CVE-2024-53195: 
Linux Kernel vulnerability analysis and mitigation

CVE-2024-53195 affects the Linux kernel's KVM (Kernel Virtual Machine) subsystem, specifically in the ARM64 architecture. The vulnerability was discovered and disclosed on December 27, 2024, and involves improper use of userspace_irqchip_in_use that can lead to a system warning in kvm_timer_update_irq() (Kernel Git).

The vulnerability occurs in a specific sequence where userspace creates a VM and vCPU, initializes the vCPU with KVM_ARM_VCPU_PMU_V3 during KVM_ARM_VCPU_INIT, and issues KVM_RUN without proper setup of vGIC or vPMU. When vPMU is requested but not setup, kvm_arm_pmu_v3_enable() fails in kvm_arch_vcpu_run_pid_change(), causing KVM_RUN to return after enabling the timer but before incrementing userspace_irqchip_in_use. If userspace ignores the error and issues KVM_ARM_VCPU_INIT again, it triggers a WARN_ON() in kvm_timer_update_irq() (Kernel Git).

The vulnerability can lead to system warnings and potential system instability when using KVM on ARM64 systems.
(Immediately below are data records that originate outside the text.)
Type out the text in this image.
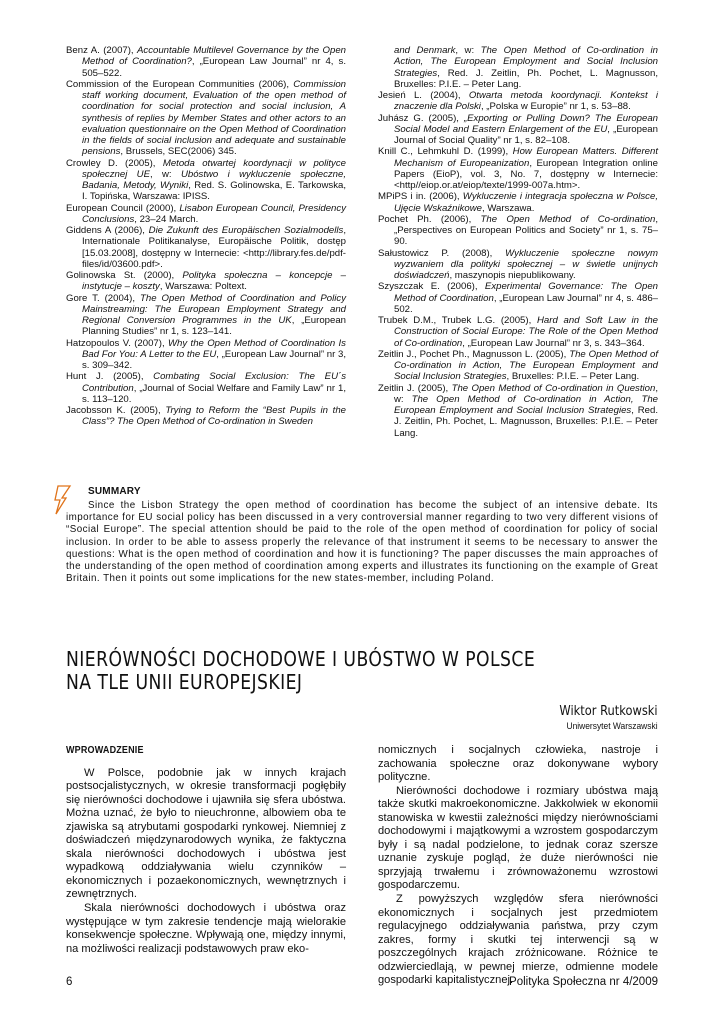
Benz A. (2007), Accountable Multilevel Governance by the Open Method of Coordination?, „European Law Journal” nr 4, s. 505–522.

Commission of the European Communities (2006), Commission staff working document, Evaluation of the open method of coordination for social protection and social inclusion, A synthesis of replies by Member States and other actors to an evaluation questionnaire on the Open Method of Coordination in the fields of social inclusion and adequate and sustainable pensions, Brussels, SEC(2006) 345.

Crowley D. (2005), Metoda otwartej koordynacji w polityce społecznej UE, w: Ubóstwo i wykluczenie społeczne, Badania, Metody, Wyniki, Red. S. Golinowska, E. Tarkowska, I. Topińska, Warszawa: IPISS.

European Council (2000), Lisabon European Council, Presidency Conclusions, 23–24 March.

Giddens A (2006), Die Zukunft des Europäischen Sozialmodells, Internationale Politikanalyse, Europäische Politik, dostęp [15.03.2008], dostępny w Internecie: <http://library.fes.de/pdf-files/id/03600.pdf>.

Golinowska St. (2000), Polityka społeczna – koncepcje – instytucje – koszty, Warszawa: Poltext.

Gore T. (2004), The Open Method of Coordination and Policy Mainstreaming: The European Employment Strategy and Regional Conversion Programmes in the UK, „European Planning Studies” nr 1, s. 123–141.

Hatzopoulos V. (2007), Why the Open Method of Coordination Is Bad For You: A Letter to the EU, „European Law Journal” nr 3, s. 309–342.

Hunt J. (2005), Combating Social Exclusion: The EU´s Contribution, „Journal of Social Welfare and Family Law” nr 1, s. 113–120.

Jacobsson K. (2005), Trying to Reform the “Best Pupils in the Class”? The Open Method of Co-ordination in Sweden

and Denmark, w: The Open Method of Co-ordination in Action, The European Employment and Social Inclusion Strategies, Red. J. Zeitlin, Ph. Pochet, L. Magnusson, Bruxelles: P.I.E. – Peter Lang.

Jesień L. (2004), Otwarta metoda koordynacji. Kontekst i znaczenie dla Polski, „Polska w Europie” nr 1, s. 53–88.

Juhász G. (2005), „Exporting or Pulling Down? The European Social Model and Eastern Enlargement of the EU, „European Journal of Social Quality” nr 1, s. 82–108.

Knill C., Lehmkuhl D. (1999), How European Matters. Different Mechanism of Europeanization, European Integration online Papers (EioP), vol. 3, No. 7, dostępny w Internecie: <http//eiop.or.at/eiop/texte/1999-007a.htm>.

MPiPS i in. (2006), Wykluczenie i integracja społeczna w Polsce, Ujęcie Wskaźnikowe, Warszawa.

Pochet Ph. (2006), The Open Method of Co-ordination, „Perspectives on European Politics and Society” nr 1, s. 75–90.

Sałustowicz P. (2008), Wykluczenie społeczne nowym wyzwaniem dla polityki społecznej – w świetle unijnych doświadczeń, maszynopis niepublikowany.

Szyszczak E. (2006), Experimental Governance: The Open Method of Coordination, „European Law Journal” nr 4, s. 486–502.

Trubek D.M., Trubek L.G. (2005), Hard and Soft Law in the Construction of Social Europe: The Role of the Open Method of Co-ordination, „European Law Journal” nr 3, s. 343–364.

Zeitlin J., Pochet Ph., Magnusson L. (2005), The Open Method of Co-ordination in Action, The European Employment and Social Inclusion Strategies, Bruxelles: P.I.E. – Peter Lang.

Zeitlin J. (2005), The Open Method of Co-ordination in Question, w: The Open Method of Co-ordination in Action, The European Employment and Social Inclusion Strategies, Red. J. Zeitlin, Ph. Pochet, L. Magnusson, Bruxelles: P.I.E. – Peter Lang.

SUMMARY

Since the Lisbon Strategy the open method of coordination has become the subject of an intensive debate. Its importance for EU social policy has been discussed in a very controversial manner regarding to two very different visions of “Social Europe”. The special attention should be paid to the role of the open method of coordination for policy of social inclusion. In order to be able to assess properly the relevance of that instrument it seems to be necessary to answer the questions: What is the open method of coordination and how it is functioning? The paper discusses the main approaches of the understanding of the open method of coordination among experts and illustrates its functioning on the example of Great Britain. Then it points out some implications for the new states-member, including Poland.

NIERÓWNOŚCI DOCHODOWE I UBÓSTWO W POLSCE
NA TLE UNII EUROPEJSKIEJ
Wiktor Rutkowski
Uniwersytet Warszawski
WPROWADZENIE

W Polsce, podobnie jak w innych krajach postsocjalistycznych, w okresie transformacji pogłębiły się nierówności dochodowe i ujawniła się sfera ubóstwa. Można uznać, że było to nieuchronne, albowiem oba te zjawiska są atrybutami gospodarki rynkowej. Niemniej z doświadczeń międzynarodowych wynika, że faktyczna skala nierówności dochodowych i ubóstwa jest wypadkową oddziaływania wielu czynników – ekonomicznych i pozaekonomicznych, wewnętrznych i zewnętrznych.

Skala nierówności dochodowych i ubóstwa oraz występujące w tym zakresie tendencje mają wielorakie konsekwencje społeczne. Wpływają one, między innymi, na możliwości realizacji podstawowych praw eko-

nomicznych i socjalnych człowieka, nastroje i zachowania społeczne oraz dokonywane wybory polityczne.

Nierówności dochodowe i rozmiary ubóstwa mają także skutki makroekonomiczne. Jakkolwiek w ekonomii stanowiska w kwestii zależności między nierównościami dochodowymi i majątkowymi a wzrostem gospodarczym były i są nadal podzielone, to jednak coraz szersze uznanie zyskuje pogląd, że duże nierówności nie sprzyjają trwałemu i zrównoważonemu wzrostowi gospodarczemu.

Z powyższych względów sfera nierówności ekonomicznych i socjalnych jest przedmiotem regulacyjnego oddziaływania państwa, przy czym zakres, formy i skutki tej interwencji są w poszczególnych krajach zróżnicowane. Różnice te odzwierciedlają, w pewnej mierze, odmienne modele gospodarki kapitalistycznej.

6	Polityka Społeczna nr 4/2009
The issue specifically affects the timer and interrupt handling mechanisms in the KVM subsystem (Kernel Git).

The issue has been resolved by replacing the userspace_irqchip_in_use functionality with '!irqchip_in_kernel()', eliminating the static key to avoid mismanagement. This fix helps prevent the syzbot issue and improves the overall reliability of the KVM subsystem on ARM64 (Kernel Git).